I tried the A8 first and struggled with it so the C64 seemed easier to me personally, and for the kind of things i prefer coding the C64 is easier overall. But mileage varies depending on what you want to write, really.

To me the C64 always seemed simpler and more logical, except the SID has always bewildered me and I've never been able to figure out how to make it do anything.

Both machines are cake if you're just writing a text adventure or some application package like a word processor. When you try to write a complex game with music and lots of stuff moving around, that's when things get hairy.

A lot of us have a love/hate relationship with the C64. The Atari's Q/C was miles better (at least pre-XE) and the 400/800 especially are very sturdy machines with elegant, thoughtful expansion and a simple, logical, menu-driven DOS (as opposed to typing OPEN,15,8,15:PRINT#"S:FILE":CLOSE15 to delete a file). Atari put a lot of TLC into the 400/800 and wanted to make them usable by non-neckbeards.

Attirra is a far better emulator than VICE, which I'm not a fan of.

I've used VICE for years and never had any major complaints.

Eh...it's not bad, but C64+1541 emulation is more advanced than other stuff and PAL emulation is better than NTSC emulation.

By the way, Bil Herd has outright denied that he or any other engineers at Commodore deliberately set out to make shoddy products (what engineer would?) He said all such considerations were due to management wanting to make things as cheap as they could.
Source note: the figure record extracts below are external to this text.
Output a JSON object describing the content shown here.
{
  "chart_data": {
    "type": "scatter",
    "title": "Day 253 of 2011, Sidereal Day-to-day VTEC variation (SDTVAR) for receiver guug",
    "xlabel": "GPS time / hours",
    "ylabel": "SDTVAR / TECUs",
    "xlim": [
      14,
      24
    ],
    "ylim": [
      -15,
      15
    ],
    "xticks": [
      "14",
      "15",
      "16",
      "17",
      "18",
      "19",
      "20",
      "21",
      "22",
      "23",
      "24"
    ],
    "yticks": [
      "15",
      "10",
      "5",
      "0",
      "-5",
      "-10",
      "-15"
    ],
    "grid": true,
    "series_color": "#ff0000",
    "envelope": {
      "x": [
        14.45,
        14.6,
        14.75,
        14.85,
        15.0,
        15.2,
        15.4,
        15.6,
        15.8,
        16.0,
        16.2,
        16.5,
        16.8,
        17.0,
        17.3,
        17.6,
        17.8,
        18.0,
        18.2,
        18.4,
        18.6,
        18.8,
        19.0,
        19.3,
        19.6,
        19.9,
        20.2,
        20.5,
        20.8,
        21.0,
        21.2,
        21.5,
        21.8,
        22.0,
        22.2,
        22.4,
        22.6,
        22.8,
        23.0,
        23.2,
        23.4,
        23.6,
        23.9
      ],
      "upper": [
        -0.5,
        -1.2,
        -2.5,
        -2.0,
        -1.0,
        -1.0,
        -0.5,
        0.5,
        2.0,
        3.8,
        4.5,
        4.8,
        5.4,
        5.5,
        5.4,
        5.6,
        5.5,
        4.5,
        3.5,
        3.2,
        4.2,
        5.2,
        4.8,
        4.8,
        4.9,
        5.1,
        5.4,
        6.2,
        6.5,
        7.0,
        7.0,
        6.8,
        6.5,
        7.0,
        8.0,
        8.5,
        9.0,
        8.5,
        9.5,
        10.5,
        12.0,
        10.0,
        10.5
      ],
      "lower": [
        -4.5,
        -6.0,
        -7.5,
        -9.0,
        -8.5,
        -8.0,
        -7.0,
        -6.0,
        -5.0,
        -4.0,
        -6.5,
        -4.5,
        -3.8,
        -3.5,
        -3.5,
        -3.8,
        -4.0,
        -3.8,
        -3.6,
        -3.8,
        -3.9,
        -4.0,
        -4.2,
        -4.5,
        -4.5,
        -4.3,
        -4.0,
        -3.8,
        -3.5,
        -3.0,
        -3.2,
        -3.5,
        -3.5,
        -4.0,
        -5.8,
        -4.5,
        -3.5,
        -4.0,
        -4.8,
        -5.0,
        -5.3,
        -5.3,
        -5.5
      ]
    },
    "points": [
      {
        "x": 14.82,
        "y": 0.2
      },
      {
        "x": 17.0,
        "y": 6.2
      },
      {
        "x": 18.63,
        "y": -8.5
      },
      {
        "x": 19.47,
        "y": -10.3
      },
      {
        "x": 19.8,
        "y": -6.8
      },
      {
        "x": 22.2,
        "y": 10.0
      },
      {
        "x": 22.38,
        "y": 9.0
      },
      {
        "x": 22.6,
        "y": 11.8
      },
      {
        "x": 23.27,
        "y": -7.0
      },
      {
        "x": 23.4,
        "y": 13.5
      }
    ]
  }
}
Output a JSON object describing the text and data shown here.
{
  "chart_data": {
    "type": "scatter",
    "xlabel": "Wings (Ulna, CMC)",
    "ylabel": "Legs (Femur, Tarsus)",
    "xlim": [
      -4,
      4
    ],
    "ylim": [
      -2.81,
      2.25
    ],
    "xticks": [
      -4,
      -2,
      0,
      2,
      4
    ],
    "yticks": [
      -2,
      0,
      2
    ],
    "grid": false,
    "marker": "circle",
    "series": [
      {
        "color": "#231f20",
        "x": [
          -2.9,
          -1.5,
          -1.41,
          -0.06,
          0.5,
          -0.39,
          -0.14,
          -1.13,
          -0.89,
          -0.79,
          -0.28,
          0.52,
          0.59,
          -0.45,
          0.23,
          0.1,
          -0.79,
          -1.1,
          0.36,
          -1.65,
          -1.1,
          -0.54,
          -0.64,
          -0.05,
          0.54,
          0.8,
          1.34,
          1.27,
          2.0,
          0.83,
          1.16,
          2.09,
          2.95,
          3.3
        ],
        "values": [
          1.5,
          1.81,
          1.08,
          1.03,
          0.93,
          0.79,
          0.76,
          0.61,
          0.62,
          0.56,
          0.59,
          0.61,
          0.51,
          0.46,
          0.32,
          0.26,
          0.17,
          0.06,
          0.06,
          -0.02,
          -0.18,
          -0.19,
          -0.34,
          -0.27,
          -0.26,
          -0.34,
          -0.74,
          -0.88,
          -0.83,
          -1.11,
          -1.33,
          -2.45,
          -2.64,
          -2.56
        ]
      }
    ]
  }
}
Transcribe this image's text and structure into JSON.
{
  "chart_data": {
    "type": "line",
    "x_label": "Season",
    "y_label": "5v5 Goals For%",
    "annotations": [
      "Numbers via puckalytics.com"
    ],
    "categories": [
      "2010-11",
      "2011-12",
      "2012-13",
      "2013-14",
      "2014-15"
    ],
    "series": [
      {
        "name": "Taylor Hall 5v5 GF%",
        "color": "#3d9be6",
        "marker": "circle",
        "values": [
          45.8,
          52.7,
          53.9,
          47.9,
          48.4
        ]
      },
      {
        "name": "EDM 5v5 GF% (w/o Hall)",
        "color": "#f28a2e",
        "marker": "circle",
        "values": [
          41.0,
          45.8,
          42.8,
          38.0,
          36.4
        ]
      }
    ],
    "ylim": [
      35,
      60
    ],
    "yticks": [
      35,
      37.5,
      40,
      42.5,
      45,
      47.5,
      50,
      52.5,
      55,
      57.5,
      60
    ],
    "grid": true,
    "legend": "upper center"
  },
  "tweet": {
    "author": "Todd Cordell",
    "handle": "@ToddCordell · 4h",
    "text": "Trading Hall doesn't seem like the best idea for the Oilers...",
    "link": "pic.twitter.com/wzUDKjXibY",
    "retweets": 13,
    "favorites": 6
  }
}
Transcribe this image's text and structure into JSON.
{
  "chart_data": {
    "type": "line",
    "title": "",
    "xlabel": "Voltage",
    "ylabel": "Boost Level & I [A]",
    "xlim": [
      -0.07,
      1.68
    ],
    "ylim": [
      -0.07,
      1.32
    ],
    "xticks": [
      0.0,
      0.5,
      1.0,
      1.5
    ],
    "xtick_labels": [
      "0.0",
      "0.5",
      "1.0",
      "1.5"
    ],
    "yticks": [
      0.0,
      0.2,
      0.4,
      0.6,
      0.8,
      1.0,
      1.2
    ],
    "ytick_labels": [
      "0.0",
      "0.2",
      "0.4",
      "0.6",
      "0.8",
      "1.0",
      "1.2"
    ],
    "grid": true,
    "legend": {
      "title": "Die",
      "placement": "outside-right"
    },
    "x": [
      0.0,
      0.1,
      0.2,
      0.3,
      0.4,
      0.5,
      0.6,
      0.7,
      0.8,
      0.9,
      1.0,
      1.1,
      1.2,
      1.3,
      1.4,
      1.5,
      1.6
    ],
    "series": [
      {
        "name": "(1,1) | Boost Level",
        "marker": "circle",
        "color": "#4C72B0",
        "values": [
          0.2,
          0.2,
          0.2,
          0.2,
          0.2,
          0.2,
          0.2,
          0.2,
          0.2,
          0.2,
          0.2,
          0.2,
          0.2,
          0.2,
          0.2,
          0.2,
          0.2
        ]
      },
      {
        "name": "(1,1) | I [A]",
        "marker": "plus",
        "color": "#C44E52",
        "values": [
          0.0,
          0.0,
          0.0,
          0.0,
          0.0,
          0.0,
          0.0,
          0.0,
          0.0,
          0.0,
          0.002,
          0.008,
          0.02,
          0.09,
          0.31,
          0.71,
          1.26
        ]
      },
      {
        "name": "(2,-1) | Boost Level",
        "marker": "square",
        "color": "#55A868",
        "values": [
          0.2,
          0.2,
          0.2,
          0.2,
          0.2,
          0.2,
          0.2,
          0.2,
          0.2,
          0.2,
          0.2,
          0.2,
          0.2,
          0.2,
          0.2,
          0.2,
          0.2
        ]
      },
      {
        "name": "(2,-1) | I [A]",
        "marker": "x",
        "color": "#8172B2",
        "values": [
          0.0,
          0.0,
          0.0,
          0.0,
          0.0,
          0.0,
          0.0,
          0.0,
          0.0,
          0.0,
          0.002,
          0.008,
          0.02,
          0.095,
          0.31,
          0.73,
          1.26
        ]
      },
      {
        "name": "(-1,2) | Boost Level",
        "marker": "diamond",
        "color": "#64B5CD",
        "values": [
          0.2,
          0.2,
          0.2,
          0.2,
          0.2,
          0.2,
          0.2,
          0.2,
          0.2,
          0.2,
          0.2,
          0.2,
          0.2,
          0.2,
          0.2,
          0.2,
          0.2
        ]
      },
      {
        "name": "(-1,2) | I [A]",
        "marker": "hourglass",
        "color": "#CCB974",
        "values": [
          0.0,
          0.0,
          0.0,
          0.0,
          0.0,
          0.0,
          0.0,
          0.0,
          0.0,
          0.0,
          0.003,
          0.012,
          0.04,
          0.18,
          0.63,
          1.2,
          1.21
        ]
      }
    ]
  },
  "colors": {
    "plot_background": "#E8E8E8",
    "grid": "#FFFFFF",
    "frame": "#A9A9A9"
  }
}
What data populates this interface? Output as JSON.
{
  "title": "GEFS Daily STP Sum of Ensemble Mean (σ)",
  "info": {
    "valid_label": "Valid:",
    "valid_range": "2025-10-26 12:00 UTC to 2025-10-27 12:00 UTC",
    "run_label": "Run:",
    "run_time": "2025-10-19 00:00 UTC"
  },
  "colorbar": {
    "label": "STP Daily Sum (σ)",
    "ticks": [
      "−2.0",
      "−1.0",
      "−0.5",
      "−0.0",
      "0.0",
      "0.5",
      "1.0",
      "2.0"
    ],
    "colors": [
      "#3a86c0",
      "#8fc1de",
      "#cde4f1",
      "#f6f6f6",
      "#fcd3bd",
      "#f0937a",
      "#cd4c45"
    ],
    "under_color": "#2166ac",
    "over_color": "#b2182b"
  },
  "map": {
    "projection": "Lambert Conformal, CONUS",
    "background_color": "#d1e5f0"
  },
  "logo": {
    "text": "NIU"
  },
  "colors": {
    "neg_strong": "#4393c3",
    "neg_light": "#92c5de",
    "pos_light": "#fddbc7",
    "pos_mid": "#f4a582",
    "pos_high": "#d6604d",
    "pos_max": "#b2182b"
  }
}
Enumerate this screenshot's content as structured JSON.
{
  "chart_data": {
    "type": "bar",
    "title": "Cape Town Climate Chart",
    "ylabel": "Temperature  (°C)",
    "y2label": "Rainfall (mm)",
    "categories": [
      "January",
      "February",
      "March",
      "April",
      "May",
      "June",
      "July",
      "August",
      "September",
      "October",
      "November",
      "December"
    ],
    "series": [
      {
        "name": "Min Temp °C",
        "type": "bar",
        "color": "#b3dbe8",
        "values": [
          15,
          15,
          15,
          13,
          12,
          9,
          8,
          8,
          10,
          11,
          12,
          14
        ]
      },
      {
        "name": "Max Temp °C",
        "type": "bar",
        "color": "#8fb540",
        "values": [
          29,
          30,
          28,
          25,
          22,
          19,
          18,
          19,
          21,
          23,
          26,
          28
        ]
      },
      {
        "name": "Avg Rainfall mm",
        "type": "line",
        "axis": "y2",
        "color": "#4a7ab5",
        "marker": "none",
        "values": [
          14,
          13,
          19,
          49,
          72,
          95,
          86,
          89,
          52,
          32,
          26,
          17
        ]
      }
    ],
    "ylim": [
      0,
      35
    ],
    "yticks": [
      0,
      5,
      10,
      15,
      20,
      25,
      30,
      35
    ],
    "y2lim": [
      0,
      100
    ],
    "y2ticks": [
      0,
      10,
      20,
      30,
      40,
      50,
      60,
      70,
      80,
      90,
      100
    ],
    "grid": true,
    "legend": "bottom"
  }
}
t was a cheap computer, it was bowlfuls of fun. Its sound was not for everyone. It was unreliable for all but a few people I've met. I repaired a lot of them. The power supply was evil and killed more than just stuff on the board in the breadbox... It had heat problems, the chips are delicate and easy to kill. I don't think you will find an intellectually honest person who won't admit to most of what has been stated.

My cousin said he never had a C64 outright die on him, but his Atari 800XL crapped out soon after he got it due to the Micron RAM chips going south. He got a replacement PCB which lasted a few years before experiencing another RAM failure.

Funny, my dad worked at an electronics repair center and he said busted C64s were a routine occurrence--blown ICs, blown PSUs. He said he could count on his fingers the number of times they had to fix an Apple II or an Atari. Atari had several PSUs and word quickly got around that the ingot was bad news and to avoid it.

Bil Herd said he suggested they attach some diodes to test equipment because it was shorting out machines on the assembly line. Supposedly removing a speed bump outside the factory that trucks taking out a shipment drove over helped improve reliability of C64s as well. He said they also developed a beryllium lead frame to remove trapped heat from chip dies and reduce the chance of them overheating and self-destructing.

Somewhere in my basement lie buried my childhood Atari 800XL and 65XE that haven't been used in at least 20 years. AFAIR the 65XE is fucked (goes straight to Self Test on power on for whatever reason). One of these days I'm gonna get a CRT TV and have a nostalgia trip.